1959: Close Look at the Reds

Two unidentified soldiers check for communist movements across the DMZ in North Korea at Outpost Maizie. OP Maizie was manned by the 1st Reconnaissance Squadron, 9th Cavalry Regiment, 1st Cavalry Division as one of several posts strung across the 18.5 miles of DMZ border.
By Bruce Brugmann | Stars and Stripes March 6, 2024
his article first appeared in the Stars and Stripes Pacific edition, Oct, 1, 1959. It is republished unedited in its original form.
Want to see a real live communist?
The men of Outpost Maizie, on the Demilitarized Zone in Korea, see them all the time. What’s more, they get to show off “their” commies to visitors — such as General L. L. Lemnitzer, Red Skelton, Red Barber, Bob Hope, John Ford, to name a few.
“We can see them out there,” says SP4 Richard Spannagel, 23, who has been manning the post for about 10 months.
“Farmers in the field. Sometimes vehicles on the road. Activity around the bunkers. Just the other day we watched a truck overturn. It took them several hours to get it righted again.”
The VIPs may not always be able to spot a communist through their binoculars, but it is generally agreed that the communists can spot the VIPs.
Briefers tell the story of the north Korean who defected one night in 1955 and told American interrogators that his outpost had detected Secretary of the Army Wilber Brucker through its telescopes one day when he visited Maizie.
Since then, the Red outpost to the left of Maizie has been called “OP Brucker.”
Maizie is manned by the 1st Recon. Sq., 9th Cav., 1st Cav. Div., as one of several posts strung across 18 1/2 miles of DMZ border. Capt. Richard True is the officer-in-charge, and his men are Spannagel, of Unionville, Mich.; PFC Steve Pilhartz, 24, of Cleveland; PFC Adolf Bustamante, 20, of San Bernardino, Cal.; Pvt. Ernest Ward, 19, of Cincinnati; PFC Stanley Siironen, 21, of Duluth, Minn., and PFC William Woods, 17, of Middleboro, Ky.
At least one VIP visits the outpost about once a week. They are usually flown in by helicopter, landing on a chopper pad, on a nearby hill, which is kept as carefully manicured as a golf green.
Cement walks from the mound to Maizie make the inclined trek as easy as possible. Each visitor is given a special card, designed by Capt. Alvin P. Smith, unit adjutant, so the guest can prove that he has actually inspected north Korea from Maizie.
The outpost’s mission, of course, is not so much hosting VIPs as it is to “maintain constant surveillance of communist movements … and give timely warning in the event of an enemy attack.”
In the early evening hours, the watchers hear insect and animal movements that sound much like those they’d hear from a porch in Iowa or Kansas.

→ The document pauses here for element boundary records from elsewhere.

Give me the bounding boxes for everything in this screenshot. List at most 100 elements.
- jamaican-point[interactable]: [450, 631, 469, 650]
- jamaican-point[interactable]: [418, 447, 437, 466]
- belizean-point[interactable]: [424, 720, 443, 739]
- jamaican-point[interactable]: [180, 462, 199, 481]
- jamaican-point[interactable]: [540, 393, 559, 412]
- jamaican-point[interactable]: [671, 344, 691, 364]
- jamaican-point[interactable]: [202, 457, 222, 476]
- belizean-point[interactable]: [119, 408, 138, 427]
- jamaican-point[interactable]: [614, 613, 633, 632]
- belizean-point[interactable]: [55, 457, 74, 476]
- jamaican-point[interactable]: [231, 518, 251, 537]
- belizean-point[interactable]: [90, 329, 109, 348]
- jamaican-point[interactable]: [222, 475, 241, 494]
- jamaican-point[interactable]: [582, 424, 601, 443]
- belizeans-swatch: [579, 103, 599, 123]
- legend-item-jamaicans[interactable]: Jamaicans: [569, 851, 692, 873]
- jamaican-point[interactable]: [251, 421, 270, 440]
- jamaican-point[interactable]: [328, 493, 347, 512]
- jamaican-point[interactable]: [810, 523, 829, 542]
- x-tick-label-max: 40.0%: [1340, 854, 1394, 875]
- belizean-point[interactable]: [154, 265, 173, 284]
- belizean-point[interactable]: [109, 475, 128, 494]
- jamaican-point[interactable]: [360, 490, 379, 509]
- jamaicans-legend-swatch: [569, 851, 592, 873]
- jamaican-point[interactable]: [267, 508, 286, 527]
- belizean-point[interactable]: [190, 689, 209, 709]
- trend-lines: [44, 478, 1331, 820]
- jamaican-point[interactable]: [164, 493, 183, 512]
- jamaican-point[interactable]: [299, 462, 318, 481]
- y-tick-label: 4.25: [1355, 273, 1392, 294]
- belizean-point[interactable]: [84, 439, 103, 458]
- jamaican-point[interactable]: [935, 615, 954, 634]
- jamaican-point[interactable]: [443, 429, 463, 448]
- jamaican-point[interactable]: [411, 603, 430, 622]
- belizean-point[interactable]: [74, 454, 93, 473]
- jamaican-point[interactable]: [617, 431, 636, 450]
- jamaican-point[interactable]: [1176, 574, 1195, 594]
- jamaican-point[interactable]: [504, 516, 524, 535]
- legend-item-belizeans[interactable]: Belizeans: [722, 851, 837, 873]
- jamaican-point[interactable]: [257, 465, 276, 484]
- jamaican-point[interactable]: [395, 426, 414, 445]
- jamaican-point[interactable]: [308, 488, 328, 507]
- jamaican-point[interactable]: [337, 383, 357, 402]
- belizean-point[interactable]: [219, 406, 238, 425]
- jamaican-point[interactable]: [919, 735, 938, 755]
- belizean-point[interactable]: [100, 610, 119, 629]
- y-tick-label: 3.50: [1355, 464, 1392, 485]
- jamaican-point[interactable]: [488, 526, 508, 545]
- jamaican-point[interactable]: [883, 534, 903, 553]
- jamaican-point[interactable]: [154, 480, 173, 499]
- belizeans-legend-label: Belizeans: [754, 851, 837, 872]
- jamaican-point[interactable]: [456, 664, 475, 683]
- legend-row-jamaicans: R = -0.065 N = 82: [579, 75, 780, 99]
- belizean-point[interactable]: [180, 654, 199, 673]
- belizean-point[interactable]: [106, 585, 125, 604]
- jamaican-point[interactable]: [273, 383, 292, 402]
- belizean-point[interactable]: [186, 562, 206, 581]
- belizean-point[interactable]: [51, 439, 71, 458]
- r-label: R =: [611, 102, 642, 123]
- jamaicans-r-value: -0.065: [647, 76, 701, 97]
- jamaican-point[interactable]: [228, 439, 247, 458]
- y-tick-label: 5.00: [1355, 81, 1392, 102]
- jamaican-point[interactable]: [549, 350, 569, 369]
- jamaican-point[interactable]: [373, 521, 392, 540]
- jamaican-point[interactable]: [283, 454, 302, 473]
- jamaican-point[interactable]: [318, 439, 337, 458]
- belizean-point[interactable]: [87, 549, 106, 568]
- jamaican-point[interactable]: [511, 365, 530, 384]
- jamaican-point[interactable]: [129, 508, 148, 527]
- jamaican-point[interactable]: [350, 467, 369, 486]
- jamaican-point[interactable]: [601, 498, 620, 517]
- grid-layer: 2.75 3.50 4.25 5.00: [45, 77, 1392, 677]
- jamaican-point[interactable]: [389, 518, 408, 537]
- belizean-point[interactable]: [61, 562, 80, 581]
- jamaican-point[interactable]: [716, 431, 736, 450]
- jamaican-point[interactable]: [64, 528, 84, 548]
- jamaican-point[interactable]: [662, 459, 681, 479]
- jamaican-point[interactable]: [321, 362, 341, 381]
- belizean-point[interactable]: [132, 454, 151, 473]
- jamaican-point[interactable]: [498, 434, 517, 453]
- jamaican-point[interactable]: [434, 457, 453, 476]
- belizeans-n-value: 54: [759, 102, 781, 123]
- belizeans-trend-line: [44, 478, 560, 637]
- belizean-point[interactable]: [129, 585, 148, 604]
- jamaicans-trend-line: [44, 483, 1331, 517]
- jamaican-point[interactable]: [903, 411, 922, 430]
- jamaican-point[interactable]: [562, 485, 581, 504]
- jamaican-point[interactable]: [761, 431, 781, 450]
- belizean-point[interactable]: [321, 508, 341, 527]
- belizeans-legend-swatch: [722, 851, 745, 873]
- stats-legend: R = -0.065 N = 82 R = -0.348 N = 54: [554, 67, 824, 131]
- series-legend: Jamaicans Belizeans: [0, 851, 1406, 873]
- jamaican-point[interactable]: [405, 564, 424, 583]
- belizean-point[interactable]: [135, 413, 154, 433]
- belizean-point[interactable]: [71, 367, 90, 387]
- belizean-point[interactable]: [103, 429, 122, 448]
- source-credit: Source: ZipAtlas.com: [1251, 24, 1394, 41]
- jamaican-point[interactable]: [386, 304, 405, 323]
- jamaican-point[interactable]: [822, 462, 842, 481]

Later at night, however, the outpost soldiers report the sounds become more eerie.
“After you’ve been here a while,” says Bustamante, “you learn to tell the sounds of the different animals. There’s the soft whirr of the rabbits, the swifter movements of the deer and the solid crunch of a wild boar. Often, we hear the wildcats yelling. And the bats swooping low. These are the weirdest of all.”
To the right of Maizie lies what was once part of the longest railroad system in the world, before it was damaged. It connected Pusan with railroads all the way across China, Russia, Europe and down into Spain’s Iberian Peninsula.
Behind a hill on the right is Panmunjom, site of the truce negotiations. To the center lies the Kaesong-Seoul corridor, through which Genghis Khan flung his Mongol hordes about 600 years ago. The communists invaded South Korea through this same corridor nine years ago, and some of the conflict’s bitterest fighting took place there.
Kaesong, Korea’s old capital, is barely visible on a good day, and an area of red earth indicates Indian Village, where the prisoners of war were exchanged.
A briefing map, in relief, is tilted in front of a small grandstand, where the visitors are shown these points of interest.
Visibility is often poor, however, and the men say that only about eight nights out of the month allow much sighting through the haze.
Some of the hills bear the legends, in Korean, “Yankees, go home,” picked out in chalky white and almost invisible.
Tacked inside the bunker is a slightly worn cartoon showing a slack-jawed briefer telling his audience:
“… and in this sector the enemy has placed propaganda signs. We’ve been thinking of countering that by putting up Coca-Cola signs.”